Карл Сэндберг (1878 – 1967), Эдгар Ли Мастерс (1869 – 1950), Робинсон Джефферс (1887 – 1962), Уильям Карлос Уильямс (1883-1963), битники, и в первую очередь, Аллен Гинзберг (1926 - 1996), а также Э. Р. Эммонс (1926-2001)и даже представители интеллектуального, эзотерического направления в американской поэзии, как например, Джон Эшбери (р. 1927), очень многим обязаны Уитмену. Он не только революционизировал стих, но, если можно так выразиться, привил американской поэзии новое сознание. Уитмен повлиял и на русскую поэзию, прежде всего на футуристов, в особенности на Маяковского.
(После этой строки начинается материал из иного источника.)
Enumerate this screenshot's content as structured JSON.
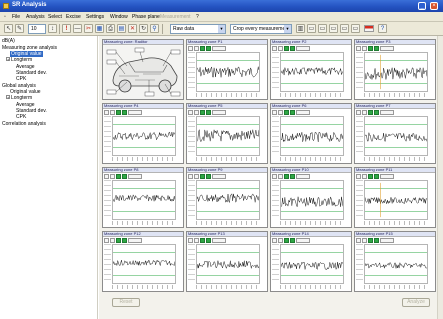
{
  "window": {
    "title": "SR Analysis"
  },
  "menu": {
    "items": [
      {
        "label": "File"
      },
      {
        "label": "Analysis"
      },
      {
        "label": "Select"
      },
      {
        "label": "Excise"
      },
      {
        "label": "Settings"
      },
      {
        "label": "Window"
      },
      {
        "label": "Phase plane"
      },
      {
        "label": "Measurement"
      },
      {
        "label": "?"
      }
    ]
  },
  "toolbar": {
    "field_value": "10",
    "data_combo": "Raw data",
    "mode_combo": "Crop every measurement"
  },
  "tree": {
    "root": "dB(A)",
    "items": [
      {
        "label": "Measuring zone analysis",
        "level": 0
      },
      {
        "label": "Original value",
        "level": 1,
        "selected": true
      },
      {
        "label": "Longterm",
        "level": 1,
        "expander": "+"
      },
      {
        "label": "Average",
        "level": 2
      },
      {
        "label": "Standard dev.",
        "level": 2
      },
      {
        "label": "CPK",
        "level": 2
      },
      {
        "label": "Global analysis",
        "level": 0
      },
      {
        "label": "Original value",
        "level": 1
      },
      {
        "label": "Longterm",
        "level": 1,
        "expander": "+"
      },
      {
        "label": "Average",
        "level": 2
      },
      {
        "label": "Standard dev.",
        "level": 2
      },
      {
        "label": "CPK",
        "level": 2
      },
      {
        "label": "Correlation analysis",
        "level": 0
      }
    ]
  },
  "panels": {
    "car_title": "Measuring zone: Raditor",
    "titles": [
      "Measuring zone P1",
      "Measuring zone P2",
      "Measuring zone P3",
      "Measuring zone P4",
      "Measuring zone P5",
      "Measuring zone P6",
      "Measuring zone P7",
      "Measuring zone P8",
      "Measuring zone P9",
      "Measuring zone P10",
      "Measuring zone P11",
      "Measuring zone P12",
      "Measuring zone P13",
      "Measuring zone P14",
      "Measuring zone P15"
    ]
  },
  "bottom": {
    "left_button": "Reset",
    "right_button": "Analyze"
  },
  "colors": {
    "accent": "#316ac5",
    "limit_line": "#2fa845",
    "trace": "#111111",
    "mark": "#e0a030"
  }
}
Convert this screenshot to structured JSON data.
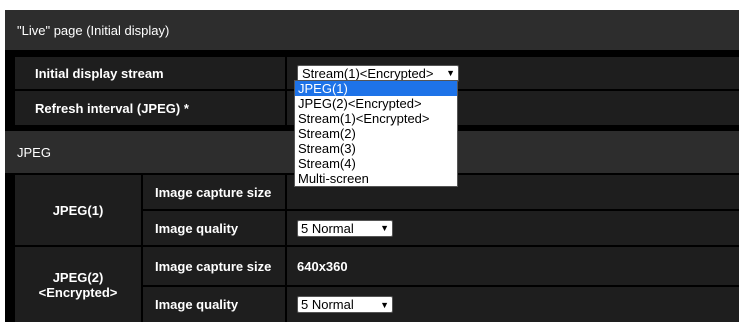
{
  "live_page": {
    "title": "\"Live\" page (Initial display)",
    "initial_stream": {
      "label": "Initial display stream",
      "selected": "Stream(1)<Encrypted>",
      "options": [
        "JPEG(1)",
        "JPEG(2)<Encrypted>",
        "Stream(1)<Encrypted>",
        "Stream(2)",
        "Stream(3)",
        "Stream(4)",
        "Multi-screen"
      ],
      "highlighted_option": "JPEG(1)"
    },
    "refresh_interval": {
      "label": "Refresh interval (JPEG) *"
    }
  },
  "jpeg_section": {
    "title": "JPEG",
    "jpeg1": {
      "label": "JPEG(1)",
      "capture_size_label": "Image capture size",
      "quality_label": "Image quality",
      "quality_value": "5 Normal"
    },
    "jpeg2": {
      "label_line1": "JPEG(2)",
      "label_line2": "<Encrypted>",
      "capture_size_label": "Image capture size",
      "capture_size_value": "640x360",
      "quality_label": "Image quality",
      "quality_value": "5 Normal"
    }
  },
  "icons": {
    "dropdown_arrow": "chevron-down-icon"
  },
  "colors": {
    "section_header_bg": "#2d2d2d",
    "cell_bg": "#1e1e1e",
    "selected_option_bg": "#1e73e8"
  }
}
В поэзии Уитмена – истоки современного свободного стиха, его генезис, если употреблять этот термин так, как его понимал Ю. Тынянов. Вот уже более века его поэзия оказывает влияние на развитие мировой поэзии, среди тех, кому новаторский стих Уитмена послужил примером в их собственных исканиях, можно назвать бельгийского поэта Эмиля Верхарна, никарагуанского – Рубена Дарио, чилийского – Пабло Неруду, турецкого Назыма Хикмета, французских – Поля Элюара и Луи Арагона и многих других.

Эдгар Ли Мастерс привнес в свободный стих иные мотивы и сюжетные ходы: «Антология Спун-Ривер» построена на воссоздании жизней жителей городка Спун-Ривер, похороненных на местном кладбище: каждое стихотворение – это одновременно эпитафия и история жизни одного персонажа (возможно, этот ход впоследствии позаимствовал И. Бродский для своей «школьной» антологии).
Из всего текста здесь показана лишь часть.